0.999... = 1. A disadvantage of these definitions is that there are a

few real numbers (anything of the form n*10^(-m) for n, m integers)

that end up with two representations, e.g. 0.999... = 1.000...

and 0.124999... = 0.125000... (the latter example, IIRC, is from

Tom Apostol's _Calculus_), but this is a relatively minor problem.

>third question: should I ask this in sci.math?

I would recommend reading the sci.math FAQ first, which will give

another explanation of why 0.999... = 1.

David A. Karr

I googled for the sci math faq...

Here's the proof within - two proofs actually, one using limits... references included...

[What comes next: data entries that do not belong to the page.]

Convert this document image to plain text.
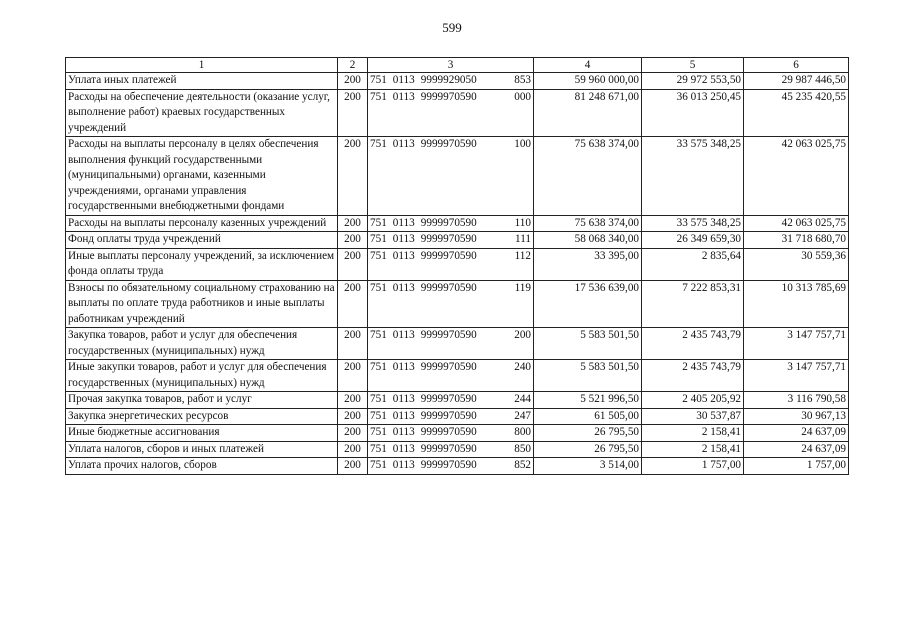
599
1	2	3	4	5	6
Уплата иных платежей	200	751 0113 9999929050 853	59 960 000,00	29 972 553,50	29 987 446,50
Расходы на обеспечение деятельности (оказание услуг, выполнение работ) краевых государственных учреждений	200	751 0113 9999970590 000	81 248 671,00	36 013 250,45	45 235 420,55
Расходы на выплаты персоналу в целях обеспечения выполнения функций государственными (муниципальными) органами, казенными учреждениями, органами управления государственными внебюджетными фондами	200	751 0113 9999970590 100	75 638 374,00	33 575 348,25	42 063 025,75
Расходы на выплаты персоналу казенных учреждений	200	751 0113 9999970590 110	75 638 374,00	33 575 348,25	42 063 025,75
Фонд оплаты труда учреждений	200	751 0113 9999970590 111	58 068 340,00	26 349 659,30	31 718 680,70
Иные выплаты персоналу учреждений, за исключением фонда оплаты труда	200	751 0113 9999970590 112	33 395,00	2 835,64	30 559,36
Взносы по обязательному социальному страхованию на выплаты по оплате труда работников и иные выплаты работникам учреждений	200	751 0113 9999970590 119	17 536 639,00	7 222 853,31	10 313 785,69
Закупка товаров, работ и услуг для обеспечения государственных (муниципальных) нужд	200	751 0113 9999970590 200	5 583 501,50	2 435 743,79	3 147 757,71
Иные закупки товаров, работ и услуг для обеспечения государственных (муниципальных) нужд	200	751 0113 9999970590 240	5 583 501,50	2 435 743,79	3 147 757,71
Прочая закупка товаров, работ и услуг	200	751 0113 9999970590 244	5 521 996,50	2 405 205,92	3 116 790,58
Закупка энергетических ресурсов	200	751 0113 9999970590 247	61 505,00	30 537,87	30 967,13
Иные бюджетные ассигнования	200	751 0113 9999970590 800	26 795,50	2 158,41	24 637,09
Уплата налогов, сборов и иных платежей	200	751 0113 9999970590 850	26 795,50	2 158,41	24 637,09
Уплата прочих налогов, сборов	200	751 0113 9999970590 852	3 514,00	1 757,00	1 757,00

http://faqs.cs.uu.nl/na-dir/sci-math-faq/0.999999.html

In conclusion, the answer to the question in the thread title in an unequivocal YES.

/thread

[edgun88]

Any number repeating is not a real number. It goes on for an infinite number of decimal places. It is not exactly equal to anything. 1 is a real number. Only a real number can equal a real number.

[Spec138]

Any number repeating is not a real number. It goes on for an infinite number of decimal places. It is not exactly equal to anything. 1 is a real number. Only a real number can equal a real number.

Ughhh :doh::doh::doh:

[Thinking Skins]

Any number repeating is not a real number. It goes on for an infinite number of decimal places. It is not exactly equal to anything. 1 is a real number. Only a real number can equal a real number.

Can you state whether thats opinion or fact?

And if you call it a fact, then whats that based off of?

Can you state the definition of a real number?

Can you state the definition of a rational number?

Can you state how the decimal representation of a rational number relates to the number itself?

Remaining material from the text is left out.